On a slightly more realistic note, in practice "better quality glass" means a six-element enlarging lens. There is little to no difference between an APO and non-APO lens in that range, especially if you don't do extremely large work and/or color work. In my opinion investing in an Orthoplanar for home enlargements is money thrown out of the window unless you also invest into a laser alignment system to make sure that your base board and film carrier are 100% (as opposed to 99.9%) parallel and into a concrete stand in your cellar to make sure it's vibration-free. In practice, I'm sure none of us actually needs it.
So a three-element lens would be crappy, a four-element lens would be mediocre to good, a six-element lens will be excellent, and a six-element APO lens would have the potential to be slightly more excellent in very demanding situations. But the difference of an APO six-element lens over a non-APO six-element lens is not significant in practice and even less so for a beginner.
I think "just excellent" is enough. Due to the collapse of the home darkroom market, excellent six-element lenses such as the Rodenstock Rodagon, Schneider Componon-S, Nikon EL-Nikkor can be had used on eBay for 30 to 50 USD - these are lenses that cost $500 new. If you are lucky, you can get along for less than this; I paid 12 EUR for my Rodagon 105 and consider this by far the best value I ever got on any photographic device. An APO lens on the used market will cost about four times as much with little added value, so I don't see the point in that. An APO lens new will cost about $800 over here if I remember correctly.

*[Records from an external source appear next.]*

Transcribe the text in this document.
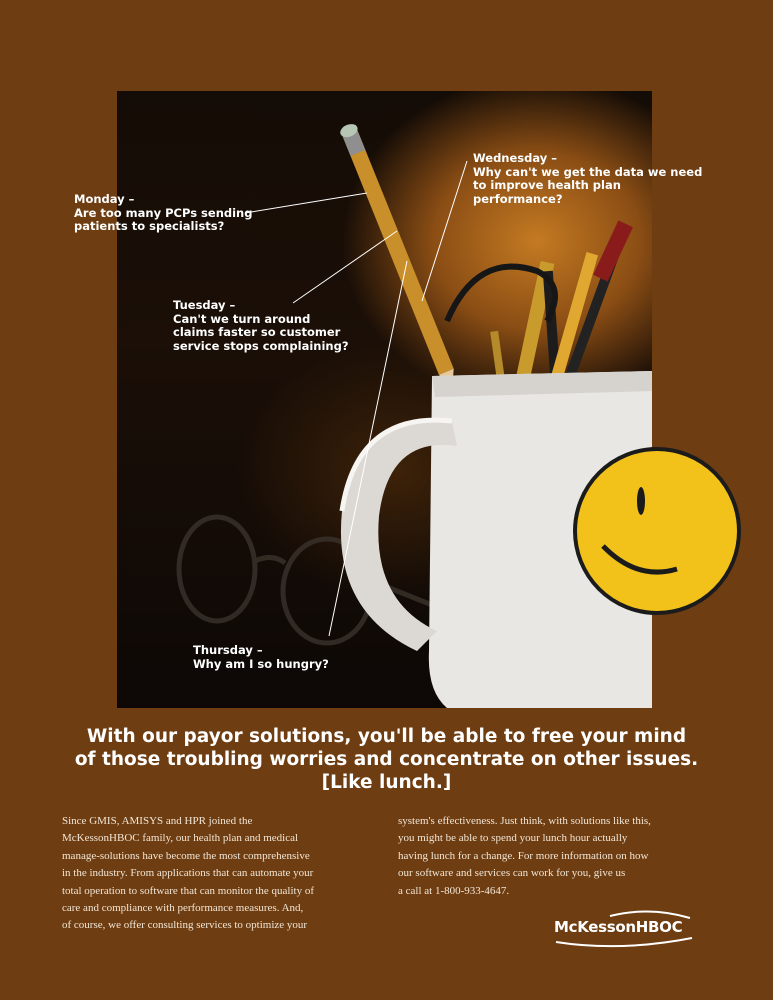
Monday –
Are too many PCPs sending
patients to specialists?
Tuesday –
Can't we turn around
claims faster so customer
service stops complaining?
Wednesday –
Why can't we get the data we need
to improve health plan performance?
Thursday –
Why am I so hungry?
With our payor solutions, you'll be able to free your mind
of those troubling worries and concentrate on other issues.
[Like lunch.]

Since GMIS, AMISYS and HPR joined the
McKessonHBOC family, our health plan and medical
manage-solutions have become the most comprehensive
in the industry. From applications that can automate your
total operation to software that can monitor the quality of
care and compliance with performance measures. And,
of course, we offer consulting services to optimize your

system's effectiveness. Just think, with solutions like this,
you might be able to spend your lunch hour actually
having lunch for a change. For more information on how
our software and services can work for you, give us
a call at 1-800-933-4647.

McKessonHBOC
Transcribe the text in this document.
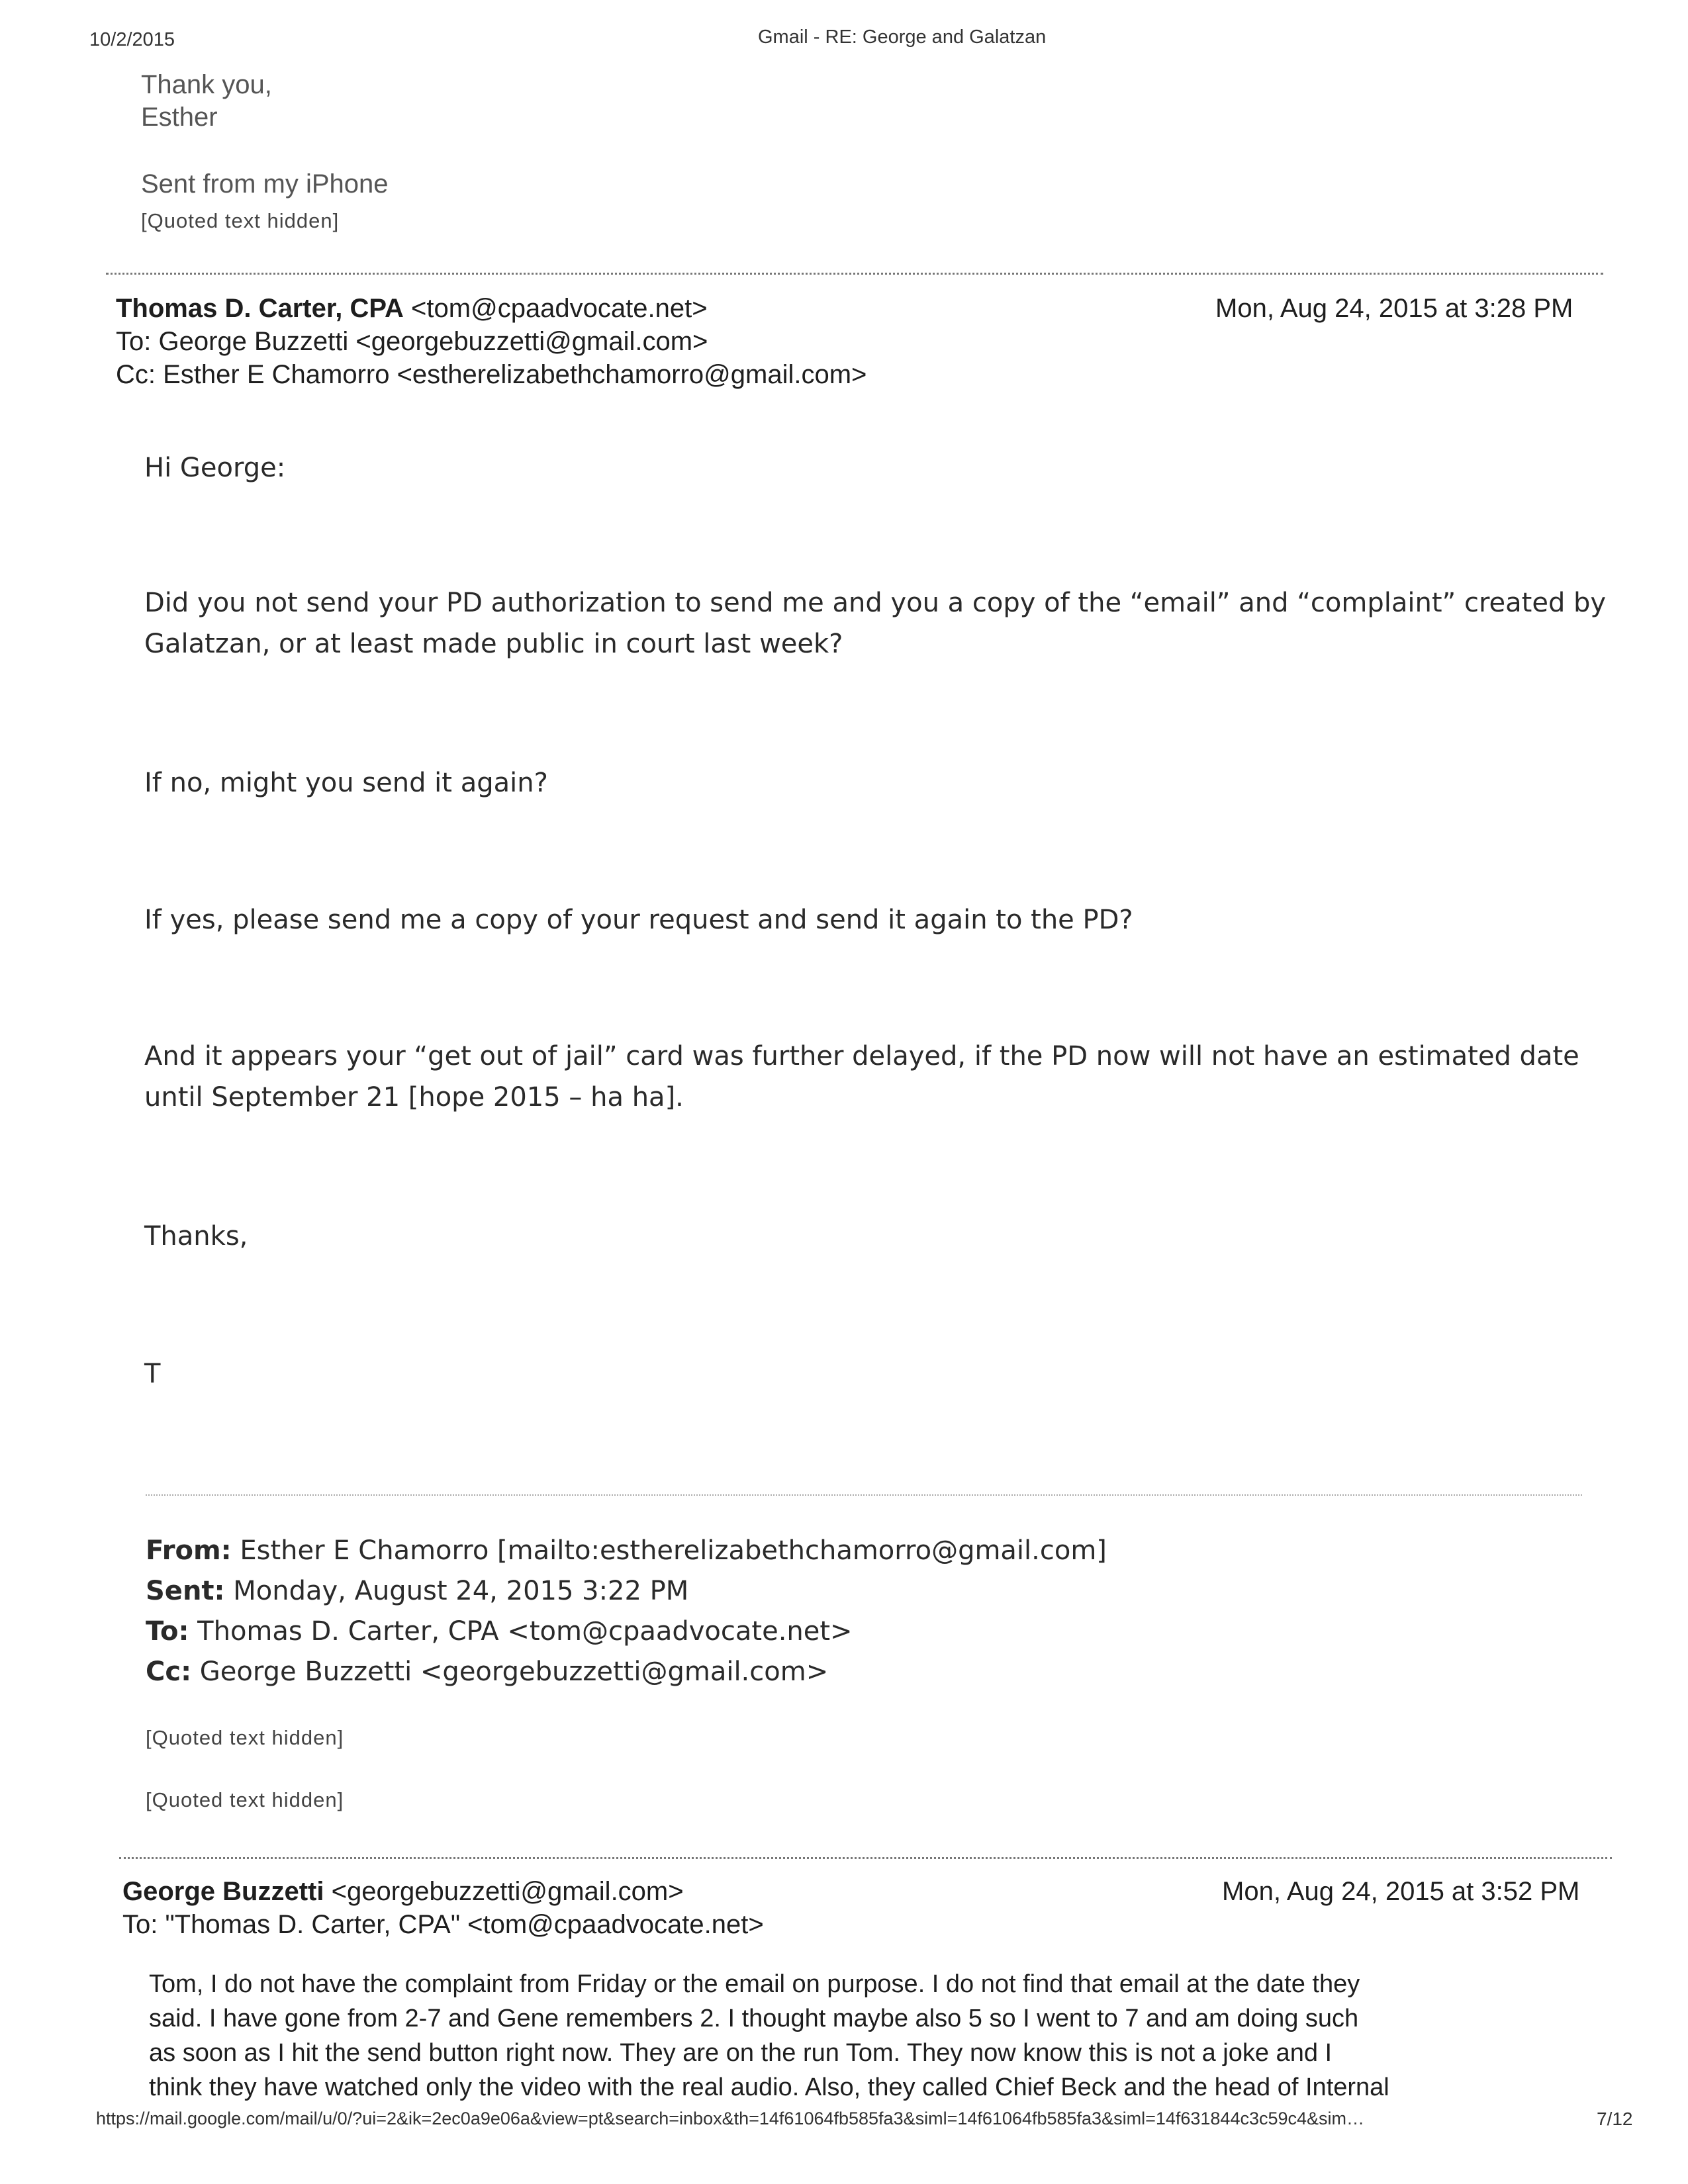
10/2/2015	Gmail - RE: George and Galatzan
Thank you,
Esther
Sent from my iPhone
[Quoted text hidden]
Thomas D. Carter, CPA <tom@cpaadvocate.net>	Mon, Aug 24, 2015 at 3:28 PM
To: George Buzzetti <georgebuzzetti@gmail.com>
Cc: Esther E Chamorro <estherelizabethchamorro@gmail.com>
Hi George:
Did you not send your PD authorization to send me and you a copy of the “email” and “complaint” created by
Galatzan, or at least made public in court last week?
If no, might you send it again?
If yes, please send me a copy of your request and send it again to the PD?
And it appears your “get out of jail” card was further delayed, if the PD now will not have an estimated date
until September 21 [hope 2015 – ha ha].
Thanks,
T
From: Esther E Chamorro [mailto:estherelizabethchamorro@gmail.com]
Sent: Monday, August 24, 2015 3:22 PM
To: Thomas D. Carter, CPA <tom@cpaadvocate.net>
Cc: George Buzzetti <georgebuzzetti@gmail.com>
[Quoted text hidden]
[Quoted text hidden]
George Buzzetti <georgebuzzetti@gmail.com>	Mon, Aug 24, 2015 at 3:52 PM
To: "Thomas D. Carter, CPA" <tom@cpaadvocate.net>
Tom, I do not have the complaint from Friday or the email on purpose. I do not find that email at the date they
said. I have gone from 2-7 and Gene remembers 2. I thought maybe also 5 so I went to 7 and am doing such
as soon as I hit the send button right now. They are on the run Tom. They now know this is not a joke and I
think they have watched only the video with the real audio. Also, they called Chief Beck and the head of Internal
https://mail.google.com/mail/u/0/?ui=2&ik=2ec0a9e06a&view=pt&search=inbox&th=14f61064fb585fa3&siml=14f61064fb585fa3&siml=14f631844c3c59c4&sim…	7/12
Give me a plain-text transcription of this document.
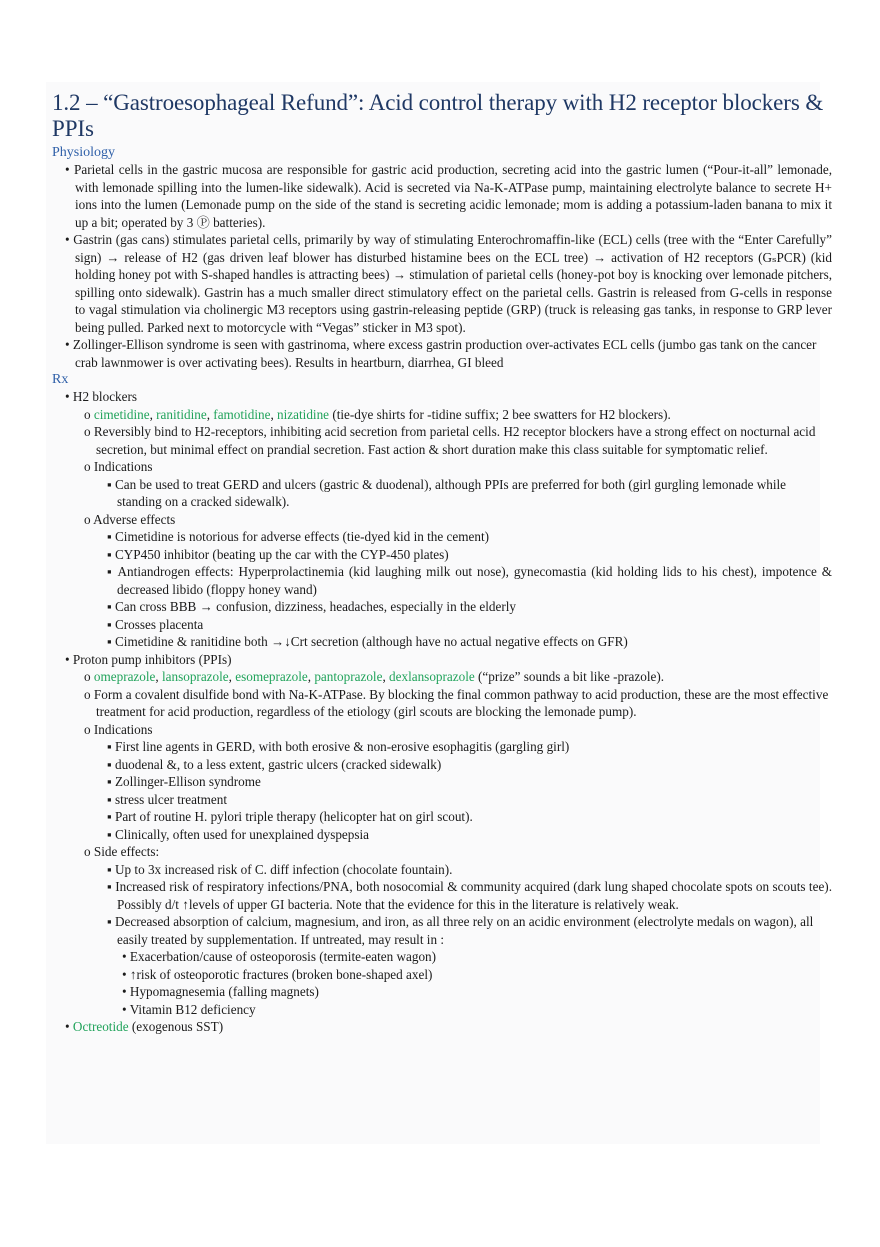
1.2 – “Gastroesophageal Refund”: Acid control therapy with H2 receptor blockers & PPIs

Physiology

• Parietal cells in the gastric mucosa are responsible for gastric acid production, secreting acid into the gastric lumen (“Pour-it-all” lemonade, with lemonade spilling into the lumen-like sidewalk). Acid is secreted via Na-K-ATPase pump, maintaining electrolyte balance to secrete H+ ions into the lumen (Lemonade pump on the side of the stand is secreting acidic lemonade; mom is adding a potassium-laden banana to mix it up a bit; operated by 3 Ⓟ batteries).

• Gastrin (gas cans) stimulates parietal cells, primarily by way of stimulating Enterochromaffin-like (ECL) cells (tree with the “Enter Carefully” sign) → release of H2 (gas driven leaf blower has disturbed histamine bees on the ECL tree) → activation of H2 receptors (GₛPCR) (kid holding honey pot with S-shaped handles is attracting bees) → stimulation of parietal cells (honey-pot boy is knocking over lemonade pitchers, spilling onto sidewalk). Gastrin has a much smaller direct stimulatory effect on the parietal cells. Gastrin is released from G-cells in response to vagal stimulation via cholinergic M3 receptors using gastrin-releasing peptide (GRP) (truck is releasing gas tanks, in response to GRP lever being pulled. Parked next to motorcycle with “Vegas” sticker in M3 spot).

• Zollinger-Ellison syndrome is seen with gastrinoma, where excess gastrin production over-activates ECL cells (jumbo gas tank on the cancer crab lawnmower is over activating bees). Results in heartburn, diarrhea, GI bleed

Rx

• H2 blockers

o cimetidine, ranitidine, famotidine, nizatidine (tie-dye shirts for -tidine suffix; 2 bee swatters for H2 blockers).

o Reversibly bind to H2-receptors, inhibiting acid secretion from parietal cells. H2 receptor blockers have a strong effect on nocturnal acid secretion, but minimal effect on prandial secretion. Fast action & short duration make this class suitable for symptomatic relief.

o Indications

▪ Can be used to treat GERD and ulcers (gastric & duodenal), although PPIs are preferred for both (girl gurgling lemonade while standing on a cracked sidewalk).

o Adverse effects

▪ Cimetidine is notorious for adverse effects (tie-dyed kid in the cement)

▪ CYP450 inhibitor (beating up the car with the CYP-450 plates)

▪ Antiandrogen effects: Hyperprolactinemia (kid laughing milk out nose), gynecomastia (kid holding lids to his chest), impotence & decreased libido (floppy honey wand)

▪ Can cross BBB → confusion, dizziness, headaches, especially in the elderly

▪ Crosses placenta

▪ Cimetidine & ranitidine both →↓Crt secretion (although have no actual negative effects on GFR)

• Proton pump inhibitors (PPIs)

o omeprazole, lansoprazole, esomeprazole, pantoprazole, dexlansoprazole (“prize” sounds a bit like -prazole).

o Form a covalent disulfide bond with Na-K-ATPase. By blocking the final common pathway to acid production, these are the most effective treatment for acid production, regardless of the etiology (girl scouts are blocking the lemonade pump).

o Indications

▪ First line agents in GERD, with both erosive & non-erosive esophagitis (gargling girl)

▪ duodenal &, to a less extent, gastric ulcers (cracked sidewalk)

▪ Zollinger-Ellison syndrome

▪ stress ulcer treatment

▪ Part of routine H. pylori triple therapy (helicopter hat on girl scout).

▪ Clinically, often used for unexplained dyspepsia

o Side effects:

▪ Up to 3x increased risk of C. diff infection (chocolate fountain).

▪ Increased risk of respiratory infections/PNA, both nosocomial & community acquired (dark lung shaped chocolate spots on scouts tee). Possibly d/t ↑levels of upper GI bacteria. Note that the evidence for this in the literature is relatively weak.

▪ Decreased absorption of calcium, magnesium, and iron, as all three rely on an acidic environment (electrolyte medals on wagon), all easily treated by supplementation. If untreated, may result in :

• Exacerbation/cause of osteoporosis (termite-eaten wagon)

• ↑risk of osteoporotic fractures (broken bone-shaped axel)

• Hypomagnesemia (falling magnets)

• Vitamin B12 deficiency

• Octreotide (exogenous SST)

So a new APO lens over a "just excellent" non-APO one on the used market corresponds to at least ten times as much money without delivering any significant bang for the buck. While it's nice to speculate about how an Orthoplanar would be nice, I think this is just gearhead talk (I like gearhead talk, but I don't want to base my buying decisions on it). Get a six-element lens and be happy. It will be very, very long until you discover any limitations, if ever.